Dlamini noted the public service commission could also take advantage of NUST’s services and establish a DNA database for all its employees and do away with ghost workers and nepotism where people employ their relatives without disclosing existing relationships.

“Beware, DNA does not lie. Our farmers – the stud beef breeders are now using our DNA testing services to ascertain parentage of their registered animals. Furthermore, we have also helped the police bring to book cattle rustlers who illegally slaughter other people’s animals to sale meat on the black market. We can even identify the animal from the meat that has already been cooked.

“We are also negotiating with the National Parks to train their personnel in DNA Testing technologies for endangered species such as Rhinos, Pangolins and Elephants. We will help develop databases which will be used to establish the identity and origin of poached animals,” said the head.

He noted that possibilities for DNA testing are limitless and NUST would strive to be ahead in this fast evolving technology.

President Mnangagwa praised NUST’s innovation hub, said it was witness to a new approach to education after many years of limited educational focus.

“We believe every country has its own peculiar situation, which requires own people to examine themselves and apply what they have learnt. Indeed yes we can acquire products, skills and technologies we don’t have but it is also possible through such innovation hubs to develop products and services to serve the country,” he noted.

Mnangagwa said his administration had faith in young people and introduced STEM in order to leave a country with a legacy of inventions.

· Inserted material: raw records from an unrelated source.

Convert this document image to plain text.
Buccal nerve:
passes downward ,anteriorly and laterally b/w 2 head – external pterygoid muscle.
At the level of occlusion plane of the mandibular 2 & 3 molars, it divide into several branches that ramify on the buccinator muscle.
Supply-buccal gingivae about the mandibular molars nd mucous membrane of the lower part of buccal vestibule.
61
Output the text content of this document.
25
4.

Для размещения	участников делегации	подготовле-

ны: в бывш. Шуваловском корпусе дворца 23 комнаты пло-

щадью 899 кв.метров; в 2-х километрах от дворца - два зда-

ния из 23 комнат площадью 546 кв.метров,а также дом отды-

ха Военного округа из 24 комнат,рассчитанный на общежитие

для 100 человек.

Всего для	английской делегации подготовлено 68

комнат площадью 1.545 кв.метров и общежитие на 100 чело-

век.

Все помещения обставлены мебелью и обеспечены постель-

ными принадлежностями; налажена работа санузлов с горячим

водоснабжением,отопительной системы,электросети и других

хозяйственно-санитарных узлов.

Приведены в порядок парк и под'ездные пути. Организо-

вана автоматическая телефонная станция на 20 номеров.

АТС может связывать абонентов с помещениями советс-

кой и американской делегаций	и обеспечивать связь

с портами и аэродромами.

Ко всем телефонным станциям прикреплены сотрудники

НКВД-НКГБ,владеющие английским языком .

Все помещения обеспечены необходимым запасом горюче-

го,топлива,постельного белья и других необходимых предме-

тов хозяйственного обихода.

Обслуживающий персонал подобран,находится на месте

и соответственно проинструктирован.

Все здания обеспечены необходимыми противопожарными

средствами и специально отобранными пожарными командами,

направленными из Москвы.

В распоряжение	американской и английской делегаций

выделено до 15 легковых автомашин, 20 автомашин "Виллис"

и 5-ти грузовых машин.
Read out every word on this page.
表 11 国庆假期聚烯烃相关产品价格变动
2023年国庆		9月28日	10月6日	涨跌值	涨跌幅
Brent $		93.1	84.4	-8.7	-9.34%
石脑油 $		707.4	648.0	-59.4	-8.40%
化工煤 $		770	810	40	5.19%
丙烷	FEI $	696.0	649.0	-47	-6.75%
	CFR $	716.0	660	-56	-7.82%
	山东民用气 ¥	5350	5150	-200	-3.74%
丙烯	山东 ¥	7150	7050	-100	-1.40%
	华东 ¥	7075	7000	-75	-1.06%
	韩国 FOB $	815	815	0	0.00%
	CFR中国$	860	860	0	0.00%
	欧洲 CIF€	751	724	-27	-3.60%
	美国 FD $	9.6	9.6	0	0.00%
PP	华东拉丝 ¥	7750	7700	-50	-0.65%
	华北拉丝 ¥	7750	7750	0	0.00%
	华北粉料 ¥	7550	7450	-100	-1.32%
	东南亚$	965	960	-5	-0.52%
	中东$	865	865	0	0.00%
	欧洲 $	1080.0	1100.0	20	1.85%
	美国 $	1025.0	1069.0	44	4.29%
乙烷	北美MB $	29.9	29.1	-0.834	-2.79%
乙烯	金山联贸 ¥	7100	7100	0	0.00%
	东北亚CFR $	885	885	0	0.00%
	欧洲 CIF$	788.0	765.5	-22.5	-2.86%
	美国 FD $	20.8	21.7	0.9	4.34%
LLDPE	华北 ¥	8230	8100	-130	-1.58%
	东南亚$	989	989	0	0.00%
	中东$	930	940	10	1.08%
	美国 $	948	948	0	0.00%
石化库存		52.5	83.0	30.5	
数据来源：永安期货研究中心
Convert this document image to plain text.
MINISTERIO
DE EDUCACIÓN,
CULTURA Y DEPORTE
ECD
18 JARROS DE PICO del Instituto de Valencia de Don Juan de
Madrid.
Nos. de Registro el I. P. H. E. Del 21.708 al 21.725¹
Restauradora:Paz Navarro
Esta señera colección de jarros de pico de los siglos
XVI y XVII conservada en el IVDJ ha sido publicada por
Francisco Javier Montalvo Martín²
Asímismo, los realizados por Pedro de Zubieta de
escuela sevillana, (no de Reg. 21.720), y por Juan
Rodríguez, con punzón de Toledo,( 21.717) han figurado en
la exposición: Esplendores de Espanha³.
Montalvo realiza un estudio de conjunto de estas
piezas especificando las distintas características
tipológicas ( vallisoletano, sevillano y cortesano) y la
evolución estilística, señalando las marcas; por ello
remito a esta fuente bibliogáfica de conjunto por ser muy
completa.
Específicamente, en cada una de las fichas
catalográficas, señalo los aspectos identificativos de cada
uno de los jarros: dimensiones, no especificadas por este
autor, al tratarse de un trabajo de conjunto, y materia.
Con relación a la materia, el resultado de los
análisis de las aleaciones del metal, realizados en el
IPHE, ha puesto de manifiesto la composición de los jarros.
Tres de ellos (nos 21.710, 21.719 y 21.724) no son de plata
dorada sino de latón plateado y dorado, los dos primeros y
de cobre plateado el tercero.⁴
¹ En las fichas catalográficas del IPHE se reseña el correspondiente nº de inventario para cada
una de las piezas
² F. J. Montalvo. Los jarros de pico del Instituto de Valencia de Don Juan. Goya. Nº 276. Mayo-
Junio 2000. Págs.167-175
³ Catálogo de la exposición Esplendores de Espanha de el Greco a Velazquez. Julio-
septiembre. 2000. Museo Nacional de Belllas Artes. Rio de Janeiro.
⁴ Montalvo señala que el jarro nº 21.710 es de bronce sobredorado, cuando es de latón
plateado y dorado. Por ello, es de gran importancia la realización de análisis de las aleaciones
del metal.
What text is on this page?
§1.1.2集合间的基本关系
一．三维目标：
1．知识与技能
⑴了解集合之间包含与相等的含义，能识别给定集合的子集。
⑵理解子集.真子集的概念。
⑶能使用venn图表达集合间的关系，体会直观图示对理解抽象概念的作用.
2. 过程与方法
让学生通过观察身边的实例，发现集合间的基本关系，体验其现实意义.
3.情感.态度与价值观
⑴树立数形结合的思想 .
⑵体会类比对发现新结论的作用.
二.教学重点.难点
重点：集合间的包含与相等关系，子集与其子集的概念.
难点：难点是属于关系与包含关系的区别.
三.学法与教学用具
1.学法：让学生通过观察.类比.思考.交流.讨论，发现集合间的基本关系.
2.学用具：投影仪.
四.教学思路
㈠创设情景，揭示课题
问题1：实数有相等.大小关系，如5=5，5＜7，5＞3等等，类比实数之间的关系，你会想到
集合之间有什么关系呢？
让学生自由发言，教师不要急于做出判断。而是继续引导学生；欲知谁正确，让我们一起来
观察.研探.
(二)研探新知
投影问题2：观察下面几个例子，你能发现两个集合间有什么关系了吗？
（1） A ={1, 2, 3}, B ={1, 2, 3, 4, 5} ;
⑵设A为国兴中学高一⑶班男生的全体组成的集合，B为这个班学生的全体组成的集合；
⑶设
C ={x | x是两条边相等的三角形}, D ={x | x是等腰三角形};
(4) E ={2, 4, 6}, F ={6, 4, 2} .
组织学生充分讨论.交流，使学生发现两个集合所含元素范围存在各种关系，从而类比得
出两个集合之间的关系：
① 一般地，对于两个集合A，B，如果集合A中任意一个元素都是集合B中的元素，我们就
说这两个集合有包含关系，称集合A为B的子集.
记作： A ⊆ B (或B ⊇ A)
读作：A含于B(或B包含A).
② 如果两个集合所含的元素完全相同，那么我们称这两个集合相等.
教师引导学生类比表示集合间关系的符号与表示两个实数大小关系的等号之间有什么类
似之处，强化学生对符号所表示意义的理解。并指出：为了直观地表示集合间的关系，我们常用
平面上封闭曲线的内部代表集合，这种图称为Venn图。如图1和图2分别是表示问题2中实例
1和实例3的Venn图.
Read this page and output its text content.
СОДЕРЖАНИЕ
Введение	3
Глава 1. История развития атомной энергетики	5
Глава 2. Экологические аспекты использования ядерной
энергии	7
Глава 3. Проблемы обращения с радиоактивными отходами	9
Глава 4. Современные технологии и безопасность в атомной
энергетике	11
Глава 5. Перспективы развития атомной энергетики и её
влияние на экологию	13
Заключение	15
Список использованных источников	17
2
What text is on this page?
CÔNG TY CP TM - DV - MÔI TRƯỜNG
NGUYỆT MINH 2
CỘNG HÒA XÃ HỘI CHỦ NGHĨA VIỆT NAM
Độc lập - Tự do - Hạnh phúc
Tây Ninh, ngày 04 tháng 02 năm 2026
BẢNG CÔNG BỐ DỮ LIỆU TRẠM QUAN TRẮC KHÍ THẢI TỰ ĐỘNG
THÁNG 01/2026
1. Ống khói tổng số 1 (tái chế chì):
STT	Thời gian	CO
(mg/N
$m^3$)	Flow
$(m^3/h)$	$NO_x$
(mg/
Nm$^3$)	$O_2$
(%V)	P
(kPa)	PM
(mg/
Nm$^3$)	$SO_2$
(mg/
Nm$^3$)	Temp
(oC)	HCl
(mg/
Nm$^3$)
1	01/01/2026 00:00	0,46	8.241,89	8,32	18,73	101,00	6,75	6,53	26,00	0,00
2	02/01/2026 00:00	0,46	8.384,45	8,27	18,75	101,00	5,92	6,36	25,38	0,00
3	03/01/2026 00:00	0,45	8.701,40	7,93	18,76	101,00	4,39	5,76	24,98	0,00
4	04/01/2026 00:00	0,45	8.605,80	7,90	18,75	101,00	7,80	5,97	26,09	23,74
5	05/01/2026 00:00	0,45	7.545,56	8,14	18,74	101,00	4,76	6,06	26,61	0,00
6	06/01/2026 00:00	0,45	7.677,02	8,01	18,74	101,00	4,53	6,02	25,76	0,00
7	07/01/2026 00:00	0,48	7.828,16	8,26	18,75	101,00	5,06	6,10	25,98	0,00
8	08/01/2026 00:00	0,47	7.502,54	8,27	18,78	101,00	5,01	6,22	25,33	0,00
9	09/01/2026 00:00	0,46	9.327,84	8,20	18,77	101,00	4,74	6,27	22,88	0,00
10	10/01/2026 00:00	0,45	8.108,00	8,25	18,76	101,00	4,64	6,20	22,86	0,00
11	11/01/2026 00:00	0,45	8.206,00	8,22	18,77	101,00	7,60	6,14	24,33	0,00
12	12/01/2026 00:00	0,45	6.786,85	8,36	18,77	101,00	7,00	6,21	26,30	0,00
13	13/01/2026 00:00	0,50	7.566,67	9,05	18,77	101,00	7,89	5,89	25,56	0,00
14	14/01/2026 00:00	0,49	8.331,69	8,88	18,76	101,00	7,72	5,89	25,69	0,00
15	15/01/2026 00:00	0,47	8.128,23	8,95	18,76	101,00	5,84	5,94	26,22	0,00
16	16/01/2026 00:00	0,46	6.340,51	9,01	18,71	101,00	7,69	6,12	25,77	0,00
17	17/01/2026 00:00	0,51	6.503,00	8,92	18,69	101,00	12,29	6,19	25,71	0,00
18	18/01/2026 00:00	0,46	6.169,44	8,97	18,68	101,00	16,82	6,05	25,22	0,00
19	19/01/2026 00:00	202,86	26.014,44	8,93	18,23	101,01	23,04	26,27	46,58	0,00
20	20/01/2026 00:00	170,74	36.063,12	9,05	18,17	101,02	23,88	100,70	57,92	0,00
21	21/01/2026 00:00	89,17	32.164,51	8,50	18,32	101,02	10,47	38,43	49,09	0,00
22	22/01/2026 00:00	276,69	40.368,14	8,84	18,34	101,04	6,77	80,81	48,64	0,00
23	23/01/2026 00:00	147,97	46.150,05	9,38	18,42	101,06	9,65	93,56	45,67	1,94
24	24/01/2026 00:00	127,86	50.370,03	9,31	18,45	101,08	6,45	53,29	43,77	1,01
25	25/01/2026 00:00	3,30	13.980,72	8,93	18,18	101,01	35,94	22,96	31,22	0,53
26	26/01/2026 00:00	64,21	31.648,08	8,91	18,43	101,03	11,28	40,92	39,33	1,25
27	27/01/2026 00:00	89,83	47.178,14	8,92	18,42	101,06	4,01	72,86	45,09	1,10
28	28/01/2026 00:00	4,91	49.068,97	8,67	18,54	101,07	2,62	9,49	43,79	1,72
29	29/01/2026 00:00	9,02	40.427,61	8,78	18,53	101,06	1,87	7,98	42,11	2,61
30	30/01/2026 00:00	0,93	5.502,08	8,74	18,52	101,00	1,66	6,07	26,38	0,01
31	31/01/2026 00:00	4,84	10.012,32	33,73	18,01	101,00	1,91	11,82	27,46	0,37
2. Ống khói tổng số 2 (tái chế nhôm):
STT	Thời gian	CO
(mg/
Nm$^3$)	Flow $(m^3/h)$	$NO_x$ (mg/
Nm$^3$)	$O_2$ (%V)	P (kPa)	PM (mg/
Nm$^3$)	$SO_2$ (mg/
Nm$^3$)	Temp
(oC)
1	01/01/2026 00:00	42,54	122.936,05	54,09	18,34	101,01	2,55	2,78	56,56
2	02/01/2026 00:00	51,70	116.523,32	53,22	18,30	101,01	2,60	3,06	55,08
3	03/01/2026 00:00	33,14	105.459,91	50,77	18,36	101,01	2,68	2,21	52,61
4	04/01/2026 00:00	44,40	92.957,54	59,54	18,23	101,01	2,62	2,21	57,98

“I have no doubt our young people can compete with other institutions world over, we have bright girls and boys so the duty of my government is assist them to develop their talents to the fullest. In previous trade fairs, I have seen many interesting inventions from NUST, Chinhoyi University of Technology and other institutions but it ends there – no progression to commercialise those inventions. These ideas can be translated into reality through innovation hubs, where one can go from here to practice in an industrial park then make money,” he suggested.

President Mnangagwa also commissioned NUST’s main gate, which had been under rehabilitation, after which, he officiated at the university’s 25th graduation ceremony.